A decisão do juiz Samir Pinheiro atende à Ação Civil Pública ajuizada, em 27 de abril de 2021, pela promotora de justiça Karina Freitas Chaves, que, à época, respondia pela comarca de Vitória do Mearim. Atualmente, o promotor de justiça Rogenilson Ericeira Chaves está à frente da unidade ministerial.

“A população de Vitória do Mearim sofre diuturnamente com a falta de água por conduta negligente da empresa requerida. A situação demonstra clara violação intolerável de valores fundamentais para a coletividade, no caso, direito à saúde e dignidade, direito de chegar em sua residência e ter água para tomar banho, lavar suas roupas, além de fazer comida”, destaca o magistrado, na sentença.

INDISPENSÁVEL

A ACP deferida foi motivada por denúncia de moradores de alguns bairros de Vitória do Mearim à Ouvidoria do MPMA, relatando frequente falta de água para o consumo. Entre os denunciantes estavam residentes dos bairros Vila Reginaldo, Conjunto do Hélio, Vila Ribamar, Conjunto Nova Vitória e Bairro Novo.

A Promotoria de Justiça de Vitória Mearim solicitou à Caema informações sobre a denúncia, mas não foram apresentadas justificativas.

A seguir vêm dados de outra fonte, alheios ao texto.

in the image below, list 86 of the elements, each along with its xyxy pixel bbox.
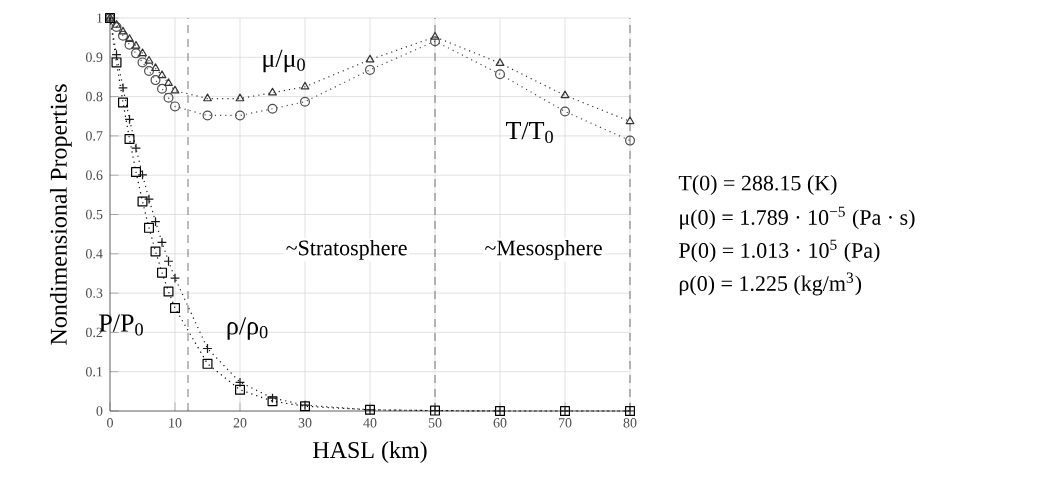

Em sua manifestação, ajuizada no auge da pandemia da Covid-19, o Ministério Público ressaltou que a garantia de fornecimento regular de água a toda a população é essencial para segurança e proteção da saúde, especialmente durante surtos de doenças infecciosas.

“Como a lavagem das mãos com sabão e água limpa é vital na luta contra o Covid-19, deve ser provido acesso contínuo a água suficiente. A luta contra a pandemia tem pequena chance de êxito se a higiene pessoal, principal medida para prevenir o contágio, não está disponível para pessoas, que não têm acesso a serviços seguros de água”, enfatizou.